Noch während sich Louis ausmalte, was Gwydion alles würde tun können, um ihre Gegner zu schwächen, ging er hinunter in die Waffenkammer. Zwar wusste er nicht genau, wo sie sich befand, denn er war noch nie dort gewesen, doch musste er einfach den Geräuschen folgen, die über den Hof wehten. Das Klirren von Schwertern und das Rasseln der Kettenhemden war schon von weitem auszumachen und lotste Louis eine Treppe hinunter, die auch zu den Kerkern und der Vorratskammer führte.

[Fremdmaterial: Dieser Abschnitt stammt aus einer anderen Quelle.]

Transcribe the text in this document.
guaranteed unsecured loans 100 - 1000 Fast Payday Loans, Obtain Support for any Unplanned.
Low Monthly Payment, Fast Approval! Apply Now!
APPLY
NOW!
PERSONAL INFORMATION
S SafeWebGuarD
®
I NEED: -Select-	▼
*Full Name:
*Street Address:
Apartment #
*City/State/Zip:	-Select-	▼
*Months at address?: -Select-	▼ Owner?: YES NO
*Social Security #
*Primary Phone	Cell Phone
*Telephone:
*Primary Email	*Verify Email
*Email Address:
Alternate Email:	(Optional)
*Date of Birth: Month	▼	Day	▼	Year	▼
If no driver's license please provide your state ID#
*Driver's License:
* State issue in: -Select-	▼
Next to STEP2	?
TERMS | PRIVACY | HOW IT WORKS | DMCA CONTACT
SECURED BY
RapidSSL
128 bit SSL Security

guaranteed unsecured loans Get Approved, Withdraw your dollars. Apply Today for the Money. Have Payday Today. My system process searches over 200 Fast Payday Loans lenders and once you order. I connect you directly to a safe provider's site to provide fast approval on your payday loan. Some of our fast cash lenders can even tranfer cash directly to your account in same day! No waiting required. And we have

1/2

Die Tür zur Waffenkammer stand offen. Zayn stand neben Veland in der Mitte der schmalen Kammer und hielt ihm ein Schwert unter die Nase. Der Schmied nahm es in Augenschein, strich mit dem Daumen über die Klinge und nickte dann. Überall an den Wänden waren Schwerter und Schilde angebracht, die im fahlen Licht der Fackeln glänzten. Es gab kurze Schwerter, eher Dolche und lange Kampfschwerter, deren Klingen so breit wie eine Männerhand waren und Louis war sich sicher, dass sie so schwer waren, dass er sie kaum würde anheben können. „Jeder sucht sich das aus, was er gebrauchen kann und womit er sich wohl fühlt!" rief Zayn über das allgemeine Klirren und Rascheln hinweg. Die Merry Men durchwühlten die Waffenkammer nach allem, was sie brauchen konnten und veranstalteten dabei einen ziemlichen Lärm. Louis ging zu Leofwine hinüber, der vor einer geöffneten Kiste stand, in der eine Menge Kettenhemden, jedes in Leder eingeschlagen, gelagert waren. „Brauchst du eines, Louis? Hier habe ich gerade eines gefunden, das dir passen könnte." Er bückte sich und zog ein Kettenhemd heraus. Es schien recht schwer zu sein, denn er konnte es Louis kaum bis an den Kragen halten, um die Länge zu bestimmen. Seiner Meinung nach schien es jedoch zu passen, denn er nickte und drückte es ihm in die Hand. Noch nie zuvor hatte Louis ein Kettenhemd getragen, daher überraschte es ihn, dass es so schwer war. Rasch griff er mit der Zweiten Hand zu, um zu verhindern, dass der Stoff aus Eisenringen auf den steinernen Boden glitt. Er schleppte das Kleidungsstück zu einem Tisch und legte es darauf ab. „Kannst du mir zur Hand gehen? Ich glaube, alleine gelingt es mir nicht, mich anzuziehen." bat ihn Draca und hielt Louis auffordernd sein Kettenhemd hin. Mit viel Kraft und Gefluche, schafften sie es, ihm das Ding über den Kopf zu ziehen. Als Louis das Metall losließ und das gesamte Gewicht auf Dracas Schultern lastete, sank der regelrecht zusammen und blickte Louis mit hochgezogenen Augenbrauen an: „Wie soll ich damit denn kämpfen können? Ich kann kaum die Arme anheben." Zum Beweis versuchte er es, kam jedoch nicht weiter, als bis auf Schulterhöhe. „Soll ich dir in dein Kettenhemd helfen?" bot Draca an und Louis nickte dankbar.